Et si je tente de comprendre et de savourer cette délicate
saveur qui livre le secret du monde, c'est moi-même que
je trouve au fond de l'univers.
Moi-même,
c'est-à-dire cette extrême émotion qui me
délivre du décor.
Tout
à l'heure, d'autres choses, les hommes et les tombes qu'ils
achètent.
Mais
laissez-moi découper cette minute dans l'étoffe
du temps. D'autres laissent une fleur entre les pages, y enferment
une promenade où l'amour les a effleurés.
Moi
aussi, je me promène, mais c'est un dieu qui me caresse.
La vie est courte et c'est péché de perdre son
temps. Je suis actif, dit-on. Mais être actif, c'est encore
perdre son temps dans la mesure où l'on se perd. Aujourd'hui
est une halte et mon coeur s'en va à la rencontre de lui-même.
Si
une angoisse encore m'étreint, c'est de sentir cet impalpable
instant glisser entre mes doigts comme les perles du mercure.
Laissez
donc ceux qui veulent tourner le dos au monde.
Je
ne me plains pas puisque je me regarde naître.
À
cette heure, tout mon royaume est ce monde. Ce soleil et ces
ombres, cette chaleur et ce froid qui vient au fond de l'air
: vais-je me demander si quelque chose meurt et si les hommes
souffrent puisque tout est écrit dans cette fenêtre
où le ciel déverse la plénitude à
la rencontre de ma pitié.
Je
peux dire et je dirai tout à l'heure que ce qui compte
c'est d'être humain et simple.
Non,
ce qui compte, c'est d'être vrai et alors tout s'inscrit,
l'humanité et la simplicité. Et quand donc suis-je
plus vrai que lorsque je suis monde ?
Je
suis comblé avant d'avoir désiré. L'éternité
est là et moi je l'espérais.
Ce
n'est plus d'être heureux que je souhaite maintenant, mais
seulement d'être conscient.
Un
homme se contemple et l'autre creuse son tombeau : comment les
séparer ? Les hommes et leur absurdité ?
Mais
voici le sourire du ciel. La lumière se gonfle et c'est
bientôt l'été ?
Mais
voici les yeux et la voix de ceux qu'il faut aimer.
Je
tiens au monde par tous mes gestes, aux hommes par toute ma pitié
et ma reconnaissance.
Entre
cet endroit et cet envers du monde, je ne veux pas choisir, je
n'aime pas qu'on choisisse. Les gens ne veulent pas qu'on soit
lucide et ironique. Ils disent : 'ça montre que vous n'êtes
pas bon'.
Je
ne vois pas le rapport. Certes, si j'entends dire à l'un
qu'il est immoraliste, je traduis qu'il a besoin de se donner
une morale ; à l'autre qu'il méprise son intelligence,
je comprends qu'il ne peut pas supporter ses doutes.
Mais
parce que je n'aime pas qu'on triche. Le grand courage est de
se tenir les yeux grands ouverts sur la lumière comme
sur la mort.
Au
reste, comment dire le lien qui mène de cet amour dévorant
de la vie à ce désespoir secret. Si j'écoute
l'ironie, tapie au fond des choses, elle se découvre lentement.
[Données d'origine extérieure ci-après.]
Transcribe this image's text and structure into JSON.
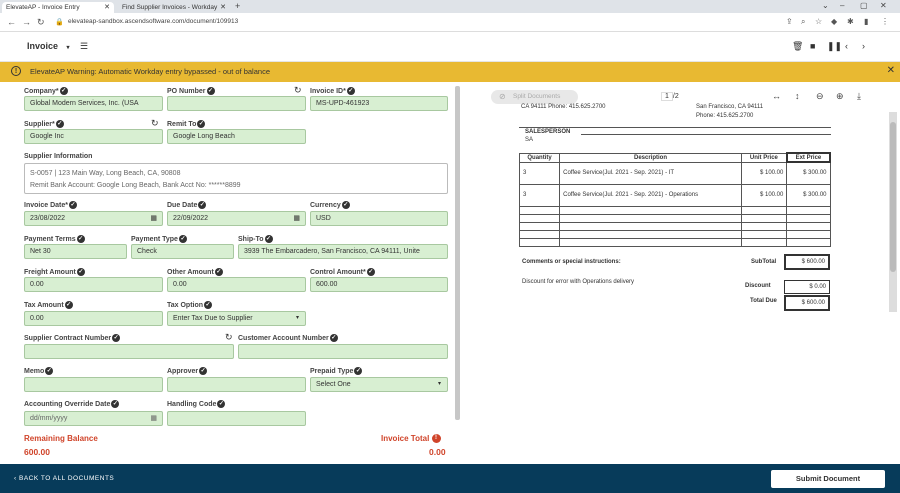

Clignant son oeil petit et clair : 'vivez comme si...', dit-elle.
Malgré bien des recherche, c'est là toute ma science.
Après
tout, je ne suis pas sûr d'avoir raison. Mais ce n'est
pas important si je pense à cette femme dont on me racontait
l'histoire.
Elle
allait mourir et sa fille l'habilla pour la tombe pendant qu'elle
était vivante. Il paraît en effet que la chose est
plus facile quand les membres ne sont pas raides. Mais c'est
curieux tout de même comme nous vivons parmi des gens pressés.